First crunch up the Mari Lu cookies or graham crackers, and mix with melted butter and then add cocoa, mixing well. Press on the bottom of a springform pan and bake at 170 Celsius for 10 minutes.
Now comes the real experimental part, one of the key ingredients (or the key ingredient) so maybe I should have paid more attention to quantities, cooking time and temperature. So I poured milk and sugar into a pot and cooked, stirring a lot over medium-low heat until it reached a light brown color, about 40 minutes. The problem was, when it cooled, it hardened, so upon reheating it to add to my cheesecake mixture I added more milk and think I lost some of the flavor. I had never made my own dulce de leche before, so I suggest following a recipe, or doing what I’m going to try next time: use a couple cans of sweetened condensed milk and boiling that for about 45 minutes, also something I’ve never done, but will sometimes soon. I also think a problem was not having enough dulce de leche, because the cream cheese will neutralize the flavor, so make sure you have lots of it, you can always find something to do with the extra…put it on ice cream, eat it with a spoon, whatever your fancy.

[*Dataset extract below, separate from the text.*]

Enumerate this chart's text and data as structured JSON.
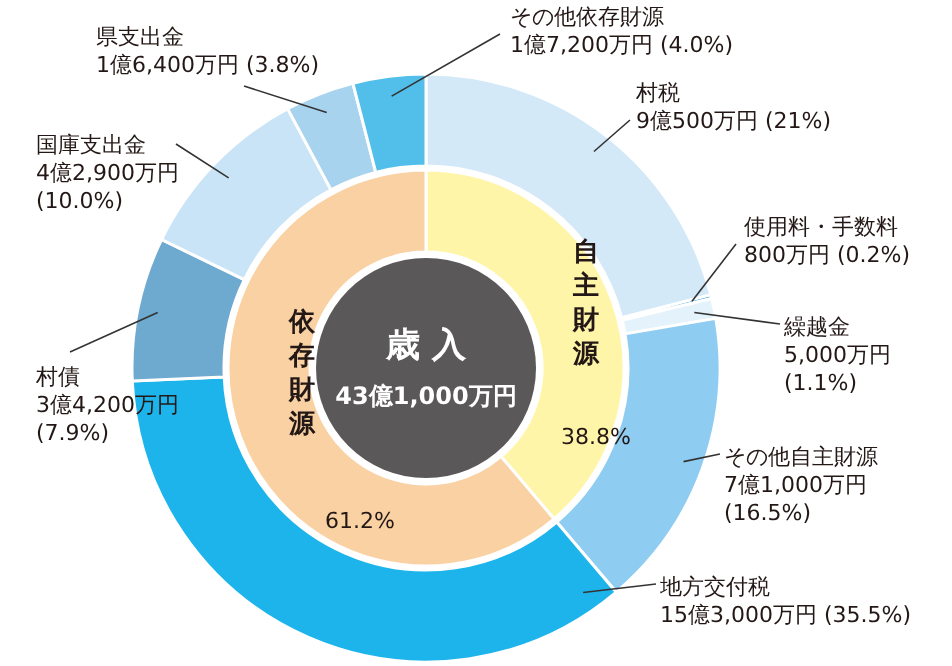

Next, mix the cream cheese, butter, and dulce de leche together. Next add the sugar and mix, then the eggs and mix, and finally a pinch of salt. Please taste and make sure you don’t need something else, of course, if it’s dulce de leche and you don’t have any more, there’s nothing you can do immediately, but you could add more sugar, or lemon or something and try and spice it up a bit. Otherwise it comes out not tasting like much (mine tasted like sweetened cream cheese…not dulce de leche).

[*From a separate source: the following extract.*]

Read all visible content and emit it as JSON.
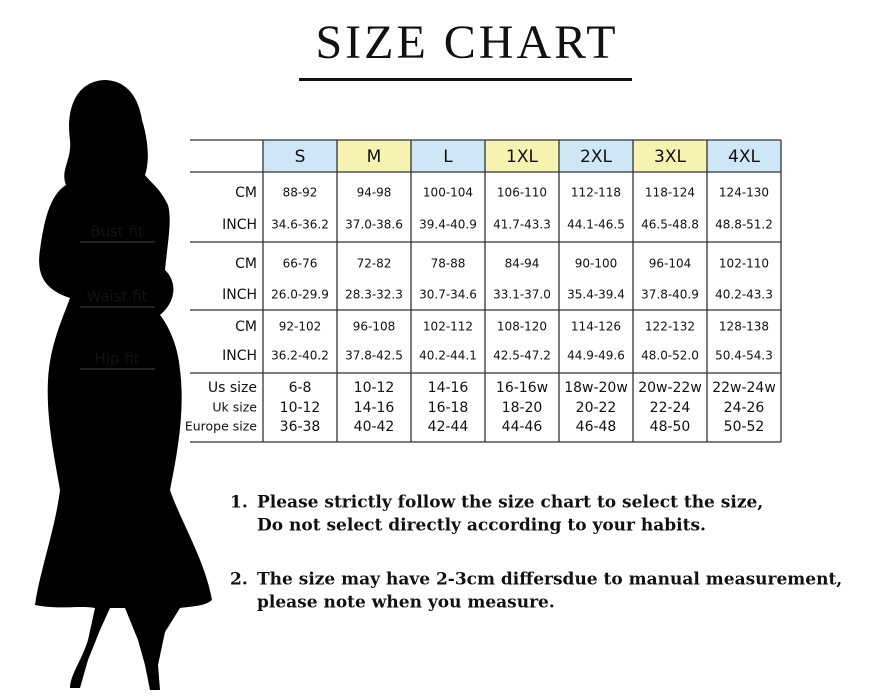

Pour this batter over the crust. Now if you want two completely separate layers of dulce de leche and goat cheese, bake this at 180 for about 40 minutes. I thought I did, but I also wanted the goat cheese layer to be more substantial than just that thin, barely cooked sour cream layer a lot of cheesecakes have. So I decided to cook it along with the dulce de leche layer so it would get browned. Turns out, my dulce de leche layer was not thick enough to stand up to a second layer and instead it sunk through, but made for a nice swirling of two layers.
So, mix the goat cheese, crème fraiche, and sugar to taste and pour over the dulce de leche batter, evenly over the whole top, out to the edges, so that you get a swirl effect throughout the whole cheesecake.
Bake at 180 for 40-45 minutes until it’s browned, or if you’ve already baked the dulce de leche layer, back for another 10 minutes or so.
Now, how would I make this layer better? I need to experiment more (hopefully it will lead to good things), but I’ve been thinking about adding some lime juice, perhaps even some zest because that would bring out the tartness of the goat cheese and if you have a very good, sweet, dulce de leche, I think it might achieve the flavor combination I was looking for. But as I said, I need to try this again and see if I can make it work. I’m dying for some good dulce de leche cheesecake, so next time, I will try with the sweetened condensed milk, at least two cans, probably three. And squirt some lime and maybe a bit of salt into the top/swirled layer. If anyone has any other suggestions, please let me know, and good luck to you. At least the pictures came out alright, not to mention that chocolate crust.

One last note: this cheesecake was in no way horrible, but it wasn’t great. It could have been, but was lacking in a few ways. It was still consumed in about 24 hours between two people, but it had no personality. It needs someone to give it some personality.